Le mémoire, pourtant, a avancé. Plus que je ne l’aurais crû il y a un mois, quand après une journée acharnée de travail, j’alignais difficilement 4 ou 5 pages pleines de bloc de citation. Je me surprend à ajouter des choses auxquelles je n’avais pas pensé, à contourner mes difficultés, et même à exploiter mes sources et ma bibliographie d’une manière originale, scrutant les non-dits de mes entretiens et tentant des comparaisons hasardeuses. Cela pourrait être pire, vu la situation littéralement inédite dans laquelle nous sommes. La semaine prochaine, dans deux semaines au plus tard, j’espère avoir fini une première version de mon mémoire. Une version pleine de trous, bien sûr, et qu’il faudra lire et relire, mais une version de travail, tout de même. C’est mieux que rien.

Mais quand je ne travaille pas, car je ne vais pas passer mes longues, interminables, journées dessus, je repense à toutes ces choses dont j’avais voulu parler ici depuis le début de ce temps du confinement, et dont finalement je n’ai rien dit : les abominables journaux de confinement, l’époque étrange dans laquelle nous vivons, les cours sur Zoom, le désespoir quand je ressens quand je me rend compte que le monde d’après ressemblera un peu trop au monde d’avant (qui était lui-même déjà un nouveau monde, vous suivez?). Je ne trouve que trop peu le courage d’écrire, je le fais aujourd’hui dans un élan de créativité, mais je me demande de plus en plus, à quoi bon?

On vit avec. Il y a des choses qui m’aident. Les images magnifiques de The Brown Bunny de Vincent Gallo, que j’ai vu il y a quelques jours et dont des screens illustrent ce billet. La beauté des albums de Mary Lattimore, Paul Webb, Yo La Tengo, Leonard Cohen, Alexandra Savior, Coil, Rodrigo Amarante, que j’écoute en ce moment. Les leçons de Michel Foucault, mises en ligne en ce moment par le collectif Les Écrevisses sur la plateforme IFPS FreeFoucault (que c’est cliché, d’écouter Naissance de la biopolitique en ce moment). Ça se fait même par la découverte “sérieuse” de Antonin Artaud, il y a quelques jours, à travers un enregistrement de Pour en finir avec le jugement de Dieu, que je n’ai approché que brièvement, mais dont l’influence indéniable sur l’oeuvre musicale de Blixa Bargeld m’a immédiatement frappé.
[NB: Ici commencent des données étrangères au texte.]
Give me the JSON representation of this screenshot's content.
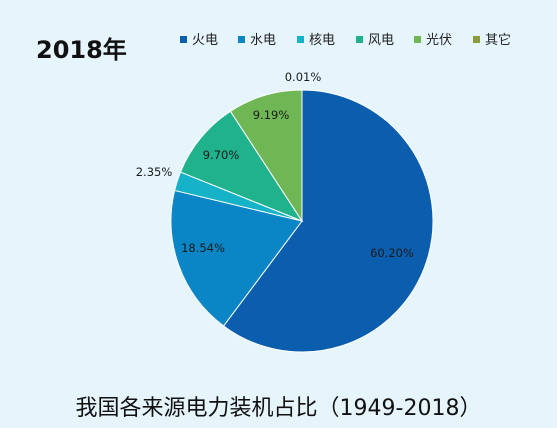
{
  "header": {
    "year": "2018年"
  },
  "caption": "我国各来源电力装机占比（1949-2018）",
  "chart_data": {
    "type": "pie",
    "title": "2018年",
    "legend_position": "top",
    "slices": [
      {
        "name": "火电",
        "value": 60.2,
        "label": "60.20%",
        "color": "#0b5eae"
      },
      {
        "name": "水电",
        "value": 18.54,
        "label": "18.54%",
        "color": "#0a86c6"
      },
      {
        "name": "核电",
        "value": 2.35,
        "label": "2.35%",
        "color": "#16b3c8"
      },
      {
        "name": "风电",
        "value": 9.7,
        "label": "9.70%",
        "color": "#20b28c"
      },
      {
        "name": "光伏",
        "value": 9.19,
        "label": "9.19%",
        "color": "#6fb754"
      },
      {
        "name": "其它",
        "value": 0.01,
        "label": "0.01%",
        "color": "#8a9a3c"
      }
    ]
  }
}
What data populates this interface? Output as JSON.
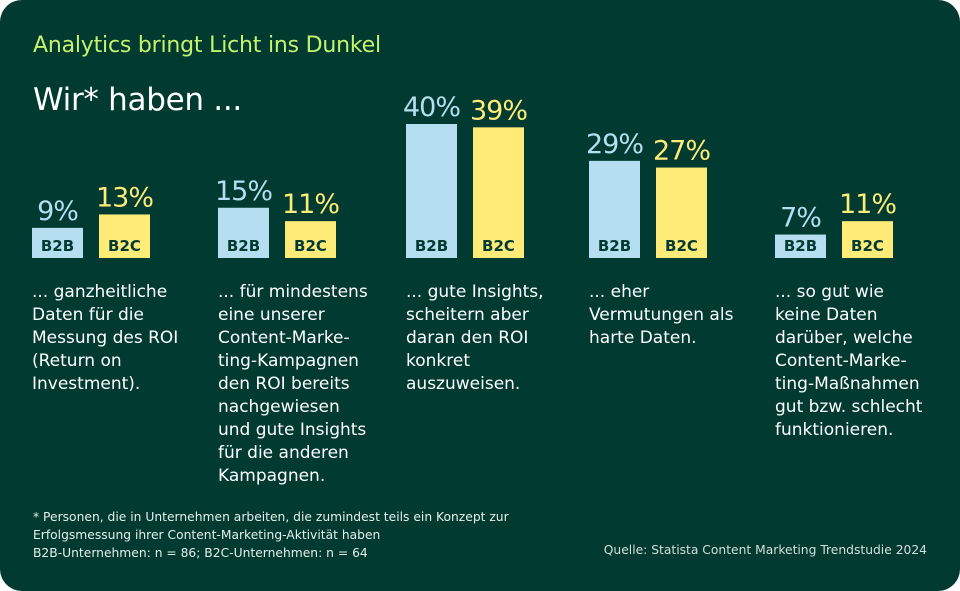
{
  "header": {
    "kicker": "Analytics bringt Licht ins Dunkel",
    "headline": "Wir* haben ..."
  },
  "colors": {
    "background": "#003a30",
    "kicker": "#c6f26d",
    "b2b": "#b5dff0",
    "b2c": "#ffeb78",
    "bar_label": "#003a30"
  },
  "chart_data": {
    "type": "bar",
    "title": "Analytics bringt Licht ins Dunkel",
    "subtitle": "Wir* haben ...",
    "unit": "%",
    "ylim": [
      0,
      40
    ],
    "grid": false,
    "categories": [
      "... ganzheitliche Daten für die Messung des ROI (Return on Investment).",
      "... für mindestens eine unserer Content-Marketing-Kampagnen den ROI bereits nachgewiesen und gute Insights für die anderen Kampagnen.",
      "... gute Insights, scheitern aber daran den ROI konkret auszuweisen.",
      "... eher Vermutungen als harte Daten.",
      "... so gut wie keine Daten darüber, welche Content-Marketing-Maßnahmen gut bzw. schlecht funktionieren."
    ],
    "category_lines": [
      "... ganzheitliche\nDaten für die\nMessung des ROI\n(Return on\nInvestment).",
      "... für mindestens\neine unserer\nContent-Marke-\nting-Kampagnen\nden ROI bereits\nnachgewiesen\nund gute Insights\nfür die anderen\nKampagnen.",
      "... gute Insights,\nscheitern aber\ndaran den ROI\nkonkret\nauszuweisen.",
      "... eher\nVermutungen als\nharte Daten.",
      "... so gut wie\nkeine Daten\ndarüber, welche\nContent-Marke-\nting-Maßnahmen\ngut bzw. schlecht\nfunktionieren."
    ],
    "series": [
      {
        "name": "B2B",
        "values": [
          9,
          15,
          40,
          29,
          7
        ],
        "labels": [
          "9%",
          "15%",
          "40%",
          "29%",
          "7%"
        ]
      },
      {
        "name": "B2C",
        "values": [
          13,
          11,
          39,
          27,
          11
        ],
        "labels": [
          "13%",
          "11%",
          "39%",
          "27%",
          "11%"
        ]
      }
    ]
  },
  "footer": {
    "footnote_line1": "* Personen, die in Unternehmen arbeiten, die zumindest teils ein Konzept zur",
    "footnote_line2": "Erfolgsmessung ihrer Content-Marketing-Aktivität haben",
    "sample": "B2B-Unternehmen: n = 86; B2C-Unternehmen: n = 64",
    "source": "Quelle: Statista Content Marketing Trendstudie 2024"
  }
}
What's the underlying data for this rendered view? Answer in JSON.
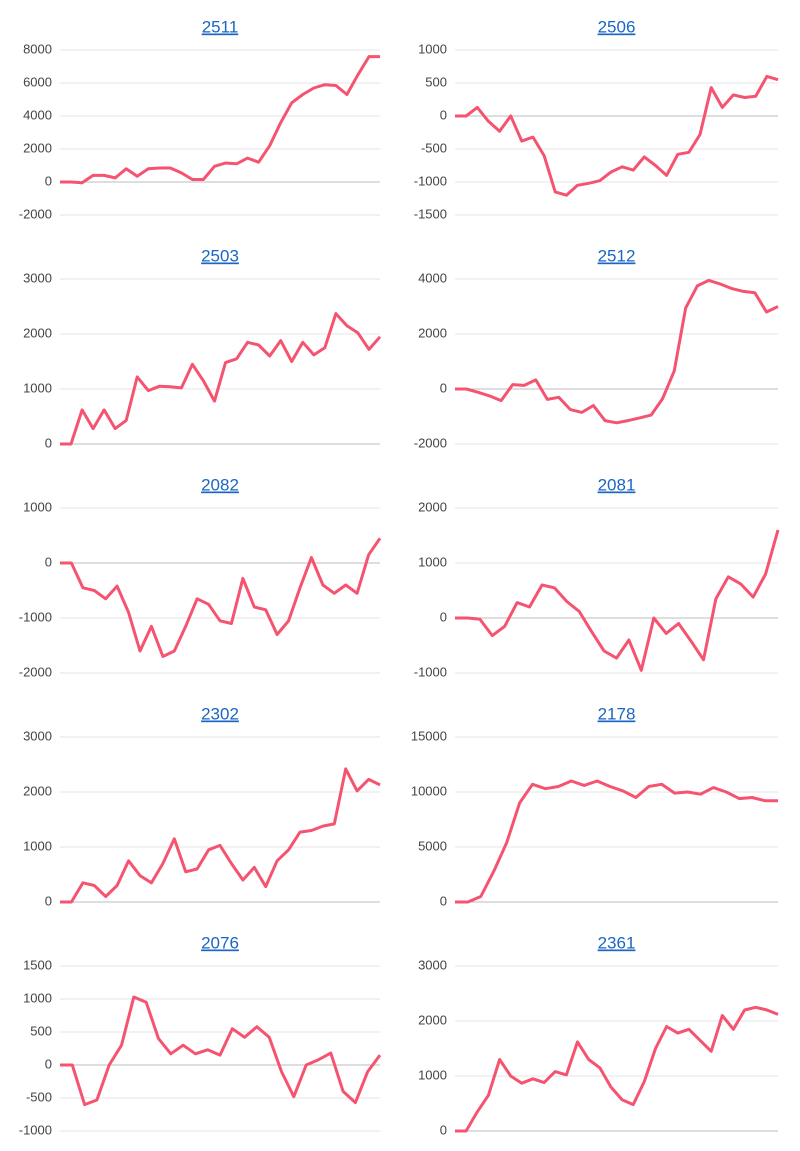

Et surtout, il y a ces amis qui essaient, alors que nous sommes si loin les uns des autres, de continuer à vivre comme les animaux grégaires que nous sommes. Continuer à rire, dessiner, rire, chanter, jouer. Même si ça doit se faire à travers des webcams, des salons Zoom et des fichiers jpeg.

Fin de l’inventaire, on referme le livre.